Business Studies, asked by aashnaburad2007, 1 month ago

Suppose you and two of your classmates want to start a partnership business after completing your education. Draw up a partnership deed of your proposed business.

Answers

Answered by himagnyaparisaneni
0

Answer:

A partnership agreement or deed also referred to as a partnership agreement, is a legal agreement between two people or more than two when they come together to form and run a company. The deed lays down all the important terms and conditions pertaining to the business. Some of them include the rules and regulations of the business, obligations, employee salaries, exit procedures, entry of new partner/s, the ratio of sharing profit/loss, etc. This document is highly crucial if the partnership firm goes to court for some reason because it can be presented in court as a legal document. The partnership deed registration is done under the Indian Registration Act 1908. The partnership deed registration is necessary because it is only after registration that the organization can apply for PAN, open a bank account, and obtain a GST registration or FSSAI license in its name.

Explanation:

Though there is no standardized format for drafting a partnership deed, there is certain information that should be included in the partnership deed.

They have the following:

The primary objective of the partnership: The deed should contain the partners’ names and addresses and all other necessary details that will help explain the nature of the business to be done by the partners.

The location of the partnership business: It should also contain where the firm will run its operations, i.e., the location/s as agreed upon by the partners from time to time.

The duration of the partnership: The partnership deed should also contain the date of formation of the partnership firm and the course of the deal.

Contribution of capital: It should also contain the contribution of the firm’s property, cash, capital, goods, or services in the agreed-upon value.

Withdrawal of capital: Also, it should contain the details pertaining to the drawing policy allowed to every partner and whether the partner needs to pay any interest to the firm upon such drawing.

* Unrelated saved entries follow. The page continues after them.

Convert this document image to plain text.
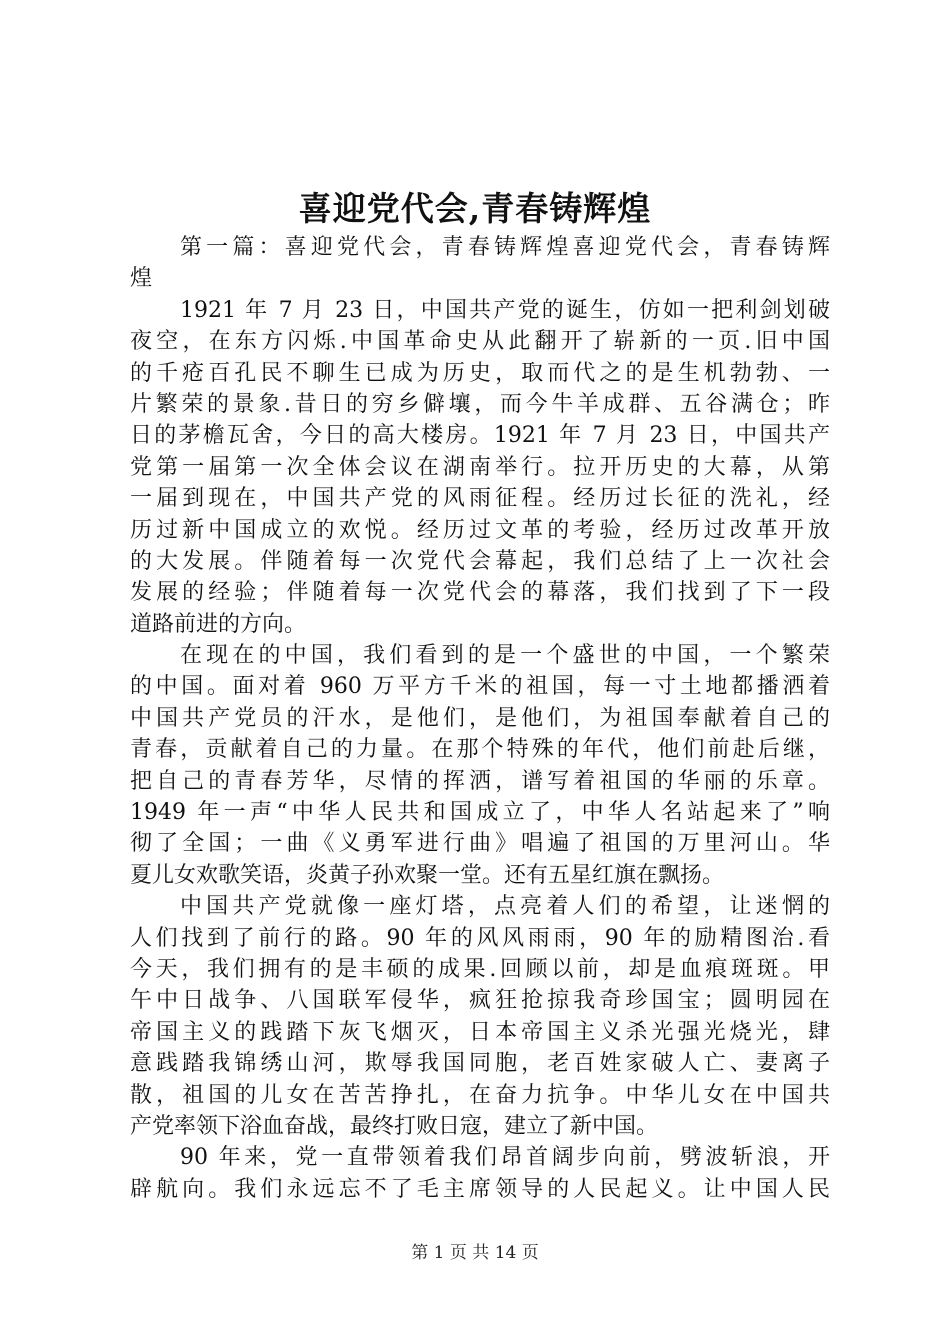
喜迎党代会,青春铸辉煌
第一篇：喜迎党代会，青春铸辉煌喜迎党代会，青春铸辉
煌
1921 年 7 月 23 日，中国共产党的诞生，仿如一把利剑划破
夜空，在东方闪烁.中国革命史从此翻开了崭新的一页.旧中国
的千疮百孔民不聊生已成为历史，取而代之的是生机勃勃、一
片繁荣的景象.昔日的穷乡僻壤，而今牛羊成群、五谷满仓；昨
日的茅檐瓦舍，今日的高大楼房。1921 年 7 月 23 日，中国共产
党第一届第一次全体会议在湖南举行。拉开历史的大幕，从第
一届到现在，中国共产党的风雨征程。经历过长征的洗礼，经
历过新中国成立的欢悦。经历过文革的考验，经历过改革开放
的大发展。伴随着每一次党代会幕起，我们总结了上一次社会
发展的经验；伴随着每一次党代会的幕落，我们找到了下一段
道路前进的方向。
在现在的中国，我们看到的是一个盛世的中国，一个繁荣
的中国。面对着 960 万平方千米的祖国，每一寸土地都播洒着
中国共产党员的汗水，是他们，是他们，为祖国奉献着自己的
青春，贡献着自己的力量。在那个特殊的年代，他们前赴后继，
把自己的青春芳华，尽情的挥洒，谱写着祖国的华丽的乐章。
1949 年一声“中华人民共和国成立了，中华人名站起来了”响
彻了全国；一曲《义勇军进行曲》唱遍了祖国的万里河山。华
夏儿女欢歌笑语，炎黄子孙欢聚一堂。还有五星红旗在飘扬。
中国共产党就像一座灯塔，点亮着人们的希望，让迷惘的
人们找到了前行的路。90 年的风风雨雨，90 年的励精图治.看
今天，我们拥有的是丰硕的成果.回顾以前，却是血痕斑斑。甲
午中日战争、八国联军侵华，疯狂抢掠我奇珍国宝；圆明园在
帝国主义的践踏下灰飞烟灭，日本帝国主义杀光强光烧光，肆
意践踏我锦绣山河，欺辱我国同胞，老百姓家破人亡、妻离子
散，祖国的儿女在苦苦挣扎，在奋力抗争。中华儿女在中国共
产党率领下浴血奋战，最终打败日寇，建立了新中国。
90 年来，党一直带领着我们昂首阔步向前，劈波斩浪，开
辟航向。我们永远忘不了毛主席领导的人民起义。让中国人民
第 1 页 共 14 页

Details of salary and commission: The partnership deed should mention the details pertaining to the percentage of the ratio of the compensation and commission to be paid to the partners.

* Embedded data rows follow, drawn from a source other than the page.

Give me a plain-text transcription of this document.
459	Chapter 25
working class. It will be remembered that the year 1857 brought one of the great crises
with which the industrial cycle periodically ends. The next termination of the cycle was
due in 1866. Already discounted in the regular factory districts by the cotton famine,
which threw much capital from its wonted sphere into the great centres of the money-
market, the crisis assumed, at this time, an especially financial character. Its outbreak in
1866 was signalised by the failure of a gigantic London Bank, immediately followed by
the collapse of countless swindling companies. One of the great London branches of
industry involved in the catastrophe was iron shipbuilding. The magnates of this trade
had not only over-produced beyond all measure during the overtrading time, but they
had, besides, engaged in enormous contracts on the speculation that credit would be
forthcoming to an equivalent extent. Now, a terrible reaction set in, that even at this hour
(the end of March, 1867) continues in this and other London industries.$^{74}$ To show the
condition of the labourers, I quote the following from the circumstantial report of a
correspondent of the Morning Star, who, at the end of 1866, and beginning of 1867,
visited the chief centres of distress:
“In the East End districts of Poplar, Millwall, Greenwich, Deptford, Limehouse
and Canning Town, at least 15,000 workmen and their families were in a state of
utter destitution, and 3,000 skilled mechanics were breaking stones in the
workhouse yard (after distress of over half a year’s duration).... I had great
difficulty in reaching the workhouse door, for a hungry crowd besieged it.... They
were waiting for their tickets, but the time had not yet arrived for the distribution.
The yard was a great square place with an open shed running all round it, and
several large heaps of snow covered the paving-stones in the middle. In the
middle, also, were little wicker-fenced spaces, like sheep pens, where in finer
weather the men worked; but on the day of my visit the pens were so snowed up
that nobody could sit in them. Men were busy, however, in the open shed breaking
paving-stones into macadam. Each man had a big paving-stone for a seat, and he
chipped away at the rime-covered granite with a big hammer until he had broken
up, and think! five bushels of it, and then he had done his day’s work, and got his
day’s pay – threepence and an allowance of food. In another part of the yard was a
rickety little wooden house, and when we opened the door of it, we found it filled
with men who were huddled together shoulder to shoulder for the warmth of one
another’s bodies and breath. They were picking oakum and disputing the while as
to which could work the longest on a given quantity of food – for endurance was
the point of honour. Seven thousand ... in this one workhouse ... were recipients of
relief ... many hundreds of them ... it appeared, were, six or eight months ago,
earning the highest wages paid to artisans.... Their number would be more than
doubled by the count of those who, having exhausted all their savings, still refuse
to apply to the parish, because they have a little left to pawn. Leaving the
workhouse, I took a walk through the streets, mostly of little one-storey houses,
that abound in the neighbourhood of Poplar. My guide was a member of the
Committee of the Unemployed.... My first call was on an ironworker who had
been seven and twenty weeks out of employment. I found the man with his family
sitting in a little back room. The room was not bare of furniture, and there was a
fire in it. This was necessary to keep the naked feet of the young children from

The profit and loss ratio: The percentage of profit and loss sharing by the partners should also be mentioned.

Regulation for dissolving the partnership: Also, details of the account/s of the firm and how it will be treated in case the firm gets dissolved should be mentioned in the partnership deed.

Rules for admitting a new partner: Rules pertaining to the admission of a new partner, retirement or death of an existing partner, and exit of a partner should be laid down.

Rules to abide by The guidelines that need to be followed in case a partner goes bankrupt should be mentioned in the partnership deed.

Details of audit and account: Correct and complete books of account pertaining to the transactions made by the firm from time to time should be readily available and should be open to the partners for inspection and examination. The method of preparing the partnership firm’s accounts and the audit arrangements should also be mentioned.

Partner’s voluntary withdrawal: Rules pertaining to the voluntary withdrawal of a partner should be stated in the partnership deed.

Duties and responsibilities of the partners: The division of roles and responsibilities of the partners should also be clearly stated.

Banking details: The funds held in the firm’s name will be kept in a bank account as jointly decided upon by the partners.

Borrowings: Written consent from all the partners will be needed for taking bank loans or loans from other financial institutions or third parties to meet the firm’s financial needs.

Financial Year: The financial year of the partnership should also be mentioned.